Preble is a load balancer for effecient prefix caching systems. 
PrePrint release at https://arxiv.org/abs/2407.00023
## Installation

You can install the package using pip:

# Code Structure
The `multi_node` directory contains the code for running as a separate abstraction layer to SGLang/vLLM in a distributed setting.
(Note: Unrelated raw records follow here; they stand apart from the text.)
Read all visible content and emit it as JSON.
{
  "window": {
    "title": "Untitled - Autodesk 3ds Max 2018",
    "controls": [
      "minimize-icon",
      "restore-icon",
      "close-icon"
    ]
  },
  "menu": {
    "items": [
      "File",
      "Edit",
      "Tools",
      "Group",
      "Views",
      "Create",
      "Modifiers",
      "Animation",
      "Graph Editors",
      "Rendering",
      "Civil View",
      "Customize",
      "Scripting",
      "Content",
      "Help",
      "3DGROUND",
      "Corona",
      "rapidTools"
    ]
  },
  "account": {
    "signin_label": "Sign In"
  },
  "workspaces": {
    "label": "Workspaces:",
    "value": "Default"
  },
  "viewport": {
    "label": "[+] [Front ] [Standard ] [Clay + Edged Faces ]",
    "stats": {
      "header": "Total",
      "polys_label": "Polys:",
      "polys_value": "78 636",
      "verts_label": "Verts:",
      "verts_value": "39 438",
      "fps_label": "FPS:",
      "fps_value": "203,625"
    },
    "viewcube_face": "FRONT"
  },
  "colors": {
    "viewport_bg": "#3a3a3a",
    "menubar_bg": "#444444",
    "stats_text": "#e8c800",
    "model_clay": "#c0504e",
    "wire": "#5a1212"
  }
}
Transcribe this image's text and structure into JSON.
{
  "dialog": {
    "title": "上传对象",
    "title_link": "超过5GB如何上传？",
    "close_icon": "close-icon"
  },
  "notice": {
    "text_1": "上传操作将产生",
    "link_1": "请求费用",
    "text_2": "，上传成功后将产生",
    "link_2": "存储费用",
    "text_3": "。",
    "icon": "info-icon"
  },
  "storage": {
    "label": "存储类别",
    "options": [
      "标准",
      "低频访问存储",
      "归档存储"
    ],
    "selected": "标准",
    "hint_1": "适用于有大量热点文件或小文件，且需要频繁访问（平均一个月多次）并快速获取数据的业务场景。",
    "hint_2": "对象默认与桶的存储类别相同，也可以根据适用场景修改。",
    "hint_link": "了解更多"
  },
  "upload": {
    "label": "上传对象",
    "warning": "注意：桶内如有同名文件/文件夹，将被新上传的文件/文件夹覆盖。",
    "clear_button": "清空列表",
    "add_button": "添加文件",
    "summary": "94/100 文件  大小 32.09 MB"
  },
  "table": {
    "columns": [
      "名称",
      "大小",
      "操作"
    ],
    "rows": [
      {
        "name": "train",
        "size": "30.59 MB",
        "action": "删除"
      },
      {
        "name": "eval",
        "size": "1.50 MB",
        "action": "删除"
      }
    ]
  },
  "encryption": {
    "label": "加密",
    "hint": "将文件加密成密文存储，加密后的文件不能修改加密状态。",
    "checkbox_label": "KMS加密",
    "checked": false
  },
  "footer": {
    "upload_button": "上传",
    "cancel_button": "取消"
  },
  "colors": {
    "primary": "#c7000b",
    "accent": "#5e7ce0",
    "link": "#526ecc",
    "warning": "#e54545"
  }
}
This code is responsible for coordinating and managing the execution of the distributed system.

Editable Installation
```
pip3 install -e .
pip install -e "python[all]"
pip install flashinfer -i https://flashinfer.ai/whl/cu121/torch2.3/
```

Regular Pip Installation:
```
pip3 install preble
pip install git+https://github.com/wuklab/preble.git#egg=preble[all]
pip install flashinfer -i https://flashinfer.ai/whl/cu121/torch2.3/
```


We release a custom version of sglang that supports chunked prefill

## Programatically starting the server
We can support providing a list of runtime urls
```
from preble.main import start_server

start_server(
    runtime_selection_policy="custom",
    runtime_urls="http://127.0.0.1:30000/generate,http://127.0.0.1:30001/generate",
    host='127.0.0.1',
    port=8000,
    model="mistralai/Mistral-7B-v0.1"
)
```

We can also support dynamically loading the models to seperate cuda devices
```
from preble.main import start_server_and_load_models

start_server_and_load_models(
    model_name="mistralai/Mistral-7B-v0.1",
    devices=[0, 1],
    host="127.0.0.1",
    port=8000
)
```

The server can be run via:
```
python3 multi_node/server/server.py <server/deploy_and_run>
```
- server runs the server given a list of urls
- deploy_and_run generates two endpoints

CLI Configuration
```
    runtime_selection_policy: The policy to select the runtime (e.g., custom, round_robin).
    runtime_urls: Comma-separated list of runtime URLs.
    host: The host address for the server.
    port: The port number for the server.
    model: The model to be used (e.g., mistralai/Mistral-7B-v0.1).
```

## Citation And Acknowledgment
The code is forked of sglang
```
@inproceedings{
srivatsa2025preble,
title={Preble: Efficient Distributed Prompt Scheduling for {LLM} Serving},
author={Vikranth Srivatsa and Zijian He and Reyna Abhyankar and Dongming Li and Yiying Zhang},
booktitle={The Thirteenth International Conference on Learning Representations},
year={2025},
}
```

# pypi build and install instructions
Currently uploaded at:
```python setup.py bdist_wheel```
``` twine upload --repository testpypi dist/* --verbose```
```python3 -m pip install --index-url https://test.pypi.org/simple/ preble```

 
# Test running the server in isolation
Launch the server in isolation to help debug issues
```
python -m sglang.launch_server --model-path mistralai/Mistral-7B-v0.1 --cuda-devices 0 --tp-size 2 
```

# License

This project is licensed under the Apache 2.0 License. See the LICENSE file for details.